The legislation seeks to provide the price-control relief to power consumers in the 11 states that make up the Western Systems Coordinating Council (WSCC) — Arizona, California, Colorado, Idaho, Montana, Nevada, New Mexico, Oregon, Utah, Wyoming and Washington. The power price caps or cost-based rates would remain in effect until either the western power markets achieve “just and reasonable” rates or until March 1, 2003, whichever comes first.
Other Democratic co-sponsors of the legislation include Sens. Joe Lieberman (D-CT), Maria Cantwell (D-WA) and Patty Murray (D-WA).
Unlike prior proposed measures, the power-price controls advocated in the Feinstein-Smith bill will not apply in western states that refuse to allow regulated utilities to pass their wholesale electric costs through to consumers at the retail level. California’s prohibition against the passthrough of wholesale costs to the retail level has been blamed for the financial problems of the state’s investor-owned utilities.
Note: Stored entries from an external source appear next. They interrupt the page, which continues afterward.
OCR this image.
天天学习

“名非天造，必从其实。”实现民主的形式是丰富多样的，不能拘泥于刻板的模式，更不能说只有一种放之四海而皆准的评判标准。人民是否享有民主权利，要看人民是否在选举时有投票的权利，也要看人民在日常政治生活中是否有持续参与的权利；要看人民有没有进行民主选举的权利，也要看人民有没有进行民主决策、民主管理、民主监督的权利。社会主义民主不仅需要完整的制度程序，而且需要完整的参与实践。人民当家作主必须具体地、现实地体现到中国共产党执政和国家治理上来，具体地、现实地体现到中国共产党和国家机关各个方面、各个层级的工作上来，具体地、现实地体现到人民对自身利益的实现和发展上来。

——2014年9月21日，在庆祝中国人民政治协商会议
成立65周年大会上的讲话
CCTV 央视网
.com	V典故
The legislation also addresses the rapid escalation in gas transportation costs in the California market. It directs FERC to end its two-year experimental suspension of the rate cap on short-term transportation. Since February 2000, when the Commission began the experiment, “we [in California] have seen the price of gas climb 400% in Southern California,” she said.
At the present time, the price of natural gas in southern California is about three times the cost of gas in New Mexico ($15/Dth versus $5/Dth), Feinstein noted. When transportation costs were capped, the difference was never more than about 70 cents, she claimed.
Although the legislation marks the first bipartisan support for price controls in Congress, Republicans on the Senate Energy and Natural Resources Committee, of which Feinstein and Smith are members, and the Bush administration have signaled that the bill will face a tough battle ahead.
In a related development, Feinstein said she has made a third written request to discuss the California energy crisis with President Bush. Her two prior requests have gone unanswered, she noted. The latest request is “all the more important.” she noted, in light of a recent letter to Bush from Dynegy Inc. in which CEO Chuck Watson made clear his company’s opposition to price caps in the California electric market.
“Rather than focusing primarily on increasing supply, decreasing demand, and restoring credit and credibility in its energy markets, the state [California] appears to be pursuing a course of action that is characterized by politically motivated intervention and protectionism,” Watson wrote on April 5 to the president. Energy Secretary Spencer Abraham recently noted the Bush administration believed the “fundamental problem in California is a shortage of supply and that price caps would in no way solve the shortage.” Said Watson, “I could not agree more.”
In other action, Sen. Murray called on FERC to also consider refunds for the Northwest electric market. “I cannot accept the Commission take [refund] action in California alone while ignoring potentially equally unjust power rates in the Northwest simply because it is outside the scope of the investigation or it is deemed ‘complex,'” she wrote in a recent letter to FERC Chairman Curt Hebert.
In recent articles published in The Seattle Times, Murray noted the Northwest wholesale market averaged $267/MWh, which is 16% higher than the average price in northern California and 28% higher than southern California.